El presidente de la Generalitat valenciana, Alberto Fabra, anunció el pasado 30 de diciembre que, para ahorrar, su Gobierno rompía el contrato que le unía a la concesionaria que gestiona el aeropuerto sin aviones de Castellón. La precariedad de la Hacienda pública autonómica le obligaba a tomar una decisión especialmente dura para él, que ha sido alcalde de Castellón. Lo que, al parecer, ignoraba Fabra es que abandonar la instalación aeroportuaria resulta más caro que mantener la subvención. El Consell tendrá que pagar 80 millones si se va, frente a los 17,8 millones que le costaría subvencionarlo durante ocho años.

El pasado 29 de diciembre, Concesiones Aeroportuarias presentaba una demanda contra el Gobierno de Fabra ante el Juzgado número 1 de Castellón por incumplimiento del contrato.

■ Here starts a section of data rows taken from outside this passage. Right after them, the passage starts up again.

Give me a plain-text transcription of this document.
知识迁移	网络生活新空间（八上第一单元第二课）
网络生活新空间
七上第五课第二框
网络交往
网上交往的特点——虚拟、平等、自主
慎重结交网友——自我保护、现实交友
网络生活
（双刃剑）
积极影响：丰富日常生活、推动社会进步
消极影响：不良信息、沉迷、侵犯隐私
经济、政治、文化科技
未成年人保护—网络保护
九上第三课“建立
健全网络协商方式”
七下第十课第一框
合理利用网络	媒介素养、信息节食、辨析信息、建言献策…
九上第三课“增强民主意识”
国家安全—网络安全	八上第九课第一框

La Generalitat no había presentado la carta de patrocinio de las instalaciones, el aval por el que se comprometía a asumir las pérdidas durante ocho años. Un día después, el Consell, a través de la empresa pública Aerocas, que es la promotora del aeropuerto y en la que participa con el 99% de las acciones, contestaba con el anuncio de la ruptura con la concesionaria.

Perder 62 millones

El problema es que romper el contrato no es tan fácil ni más económico. El acuerdo entre Concesiones y Aerocas establece que en el caso de una ruptura unilateral por parte de la Administración autonómica, esta queda obligada a pagar la inversión efectuada por la concesionaria, que en la actualidad alcanza los 83,9 millones de euros. En cambio, subvencionar las pérdidas por un periodo de ochos años no sobrepasa los 18 millones. La “operación de ahorro” anunciada por Fabra, pero que aún no se ha materializado, le podría costar 62 millones al Gobierno de la Comunidad Valenciana, salvo que un juez dictamine lo contrario.

La obra del aeropuerto de Castellón ha tenido un coste reconocido por el Consell de 123,88 millones de euros, a los que hay que sumar otros gastos en contratos, terrenos, arrendamientos y cánones que sitúan el precio final por encima de los 150 millones.

La Generalitat se ha gastado ya en este aeropuerto sin aviones 30 millones en publicidad y paga todos los meses 300.000 euros en sueldos y mantenimiento.